Which brings in this picture. Black is a 200 year control run, with the g95 compiler on a 4-processor Opteron system (using 3 procs for most of the time). Blue is a rather older run on an Athlon system under the antique fujitsu/lahey compiler. Red is an in between run on Opteron with the Portland Group compiler (pgi). All are seasonal data, differenced from 100 year means of an "official" control run. What you'll notice is that the red run has a distinct climate drift, which is enough to make it unusable. Blue looks OK; black has been run out long enough to be sure its OK. The grey shaded bit is some kind of 95% confidence limit based on the variability of the 100 year "official" run.
Quite why the Opteron/pgi runs drifts I don't know. Its 99.999% the same code as the other runs (differing only in whatever it took to make the compiler accept it). Most likely there is some compiler bug in there; but I will probably never know.

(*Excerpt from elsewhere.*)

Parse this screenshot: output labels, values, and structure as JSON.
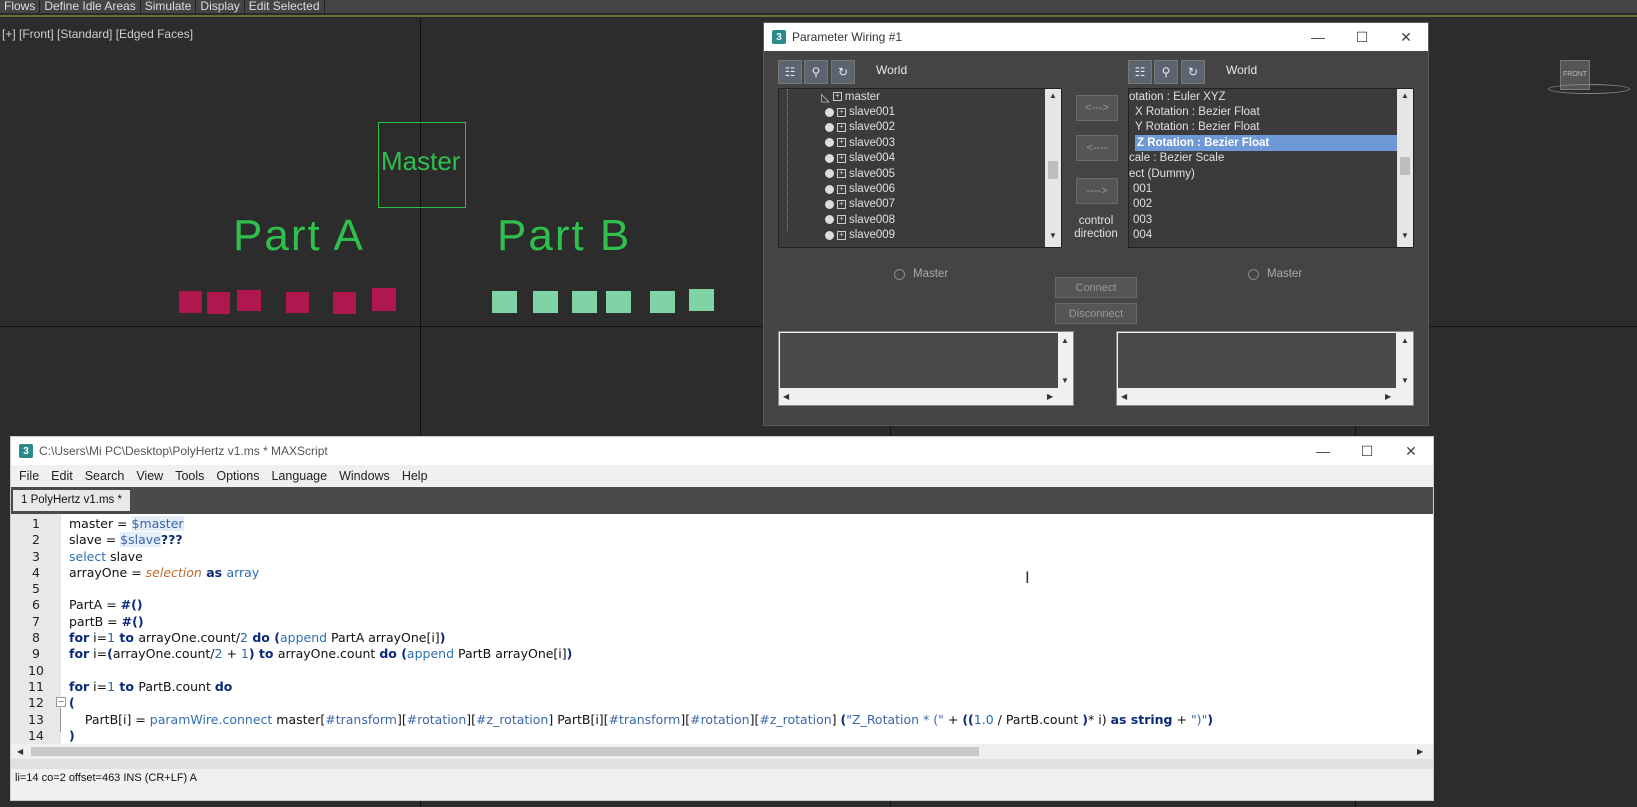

By eye, the 200 year run has no drift. By line fitting, the results are:
0- 50: [ 0.00168505, 0.00451390]
0-100: [ 0.00052441, 0.00159977]
0-150: [-0.00050959, 0.00009494]
where I've shown the (95%) confidence intervals for a line fit over the first 50, 100, 150 and 200 years. Which shows up the internal variability quite nicely. If I'd just taken the first 50 years I might have believed in a drift of 0.3 oC/century, which is small but not perhaps totally negligible. By 100 years the "drift" has a central value of 0.1 oC/Century which would be negligible. Out to 150 years there is no statistical trend. Out to 200, a trivial cooling. Note, BTW, that all these sig estimates are rather thrown-together and should be a bit wider to take proper account of autocorrelation.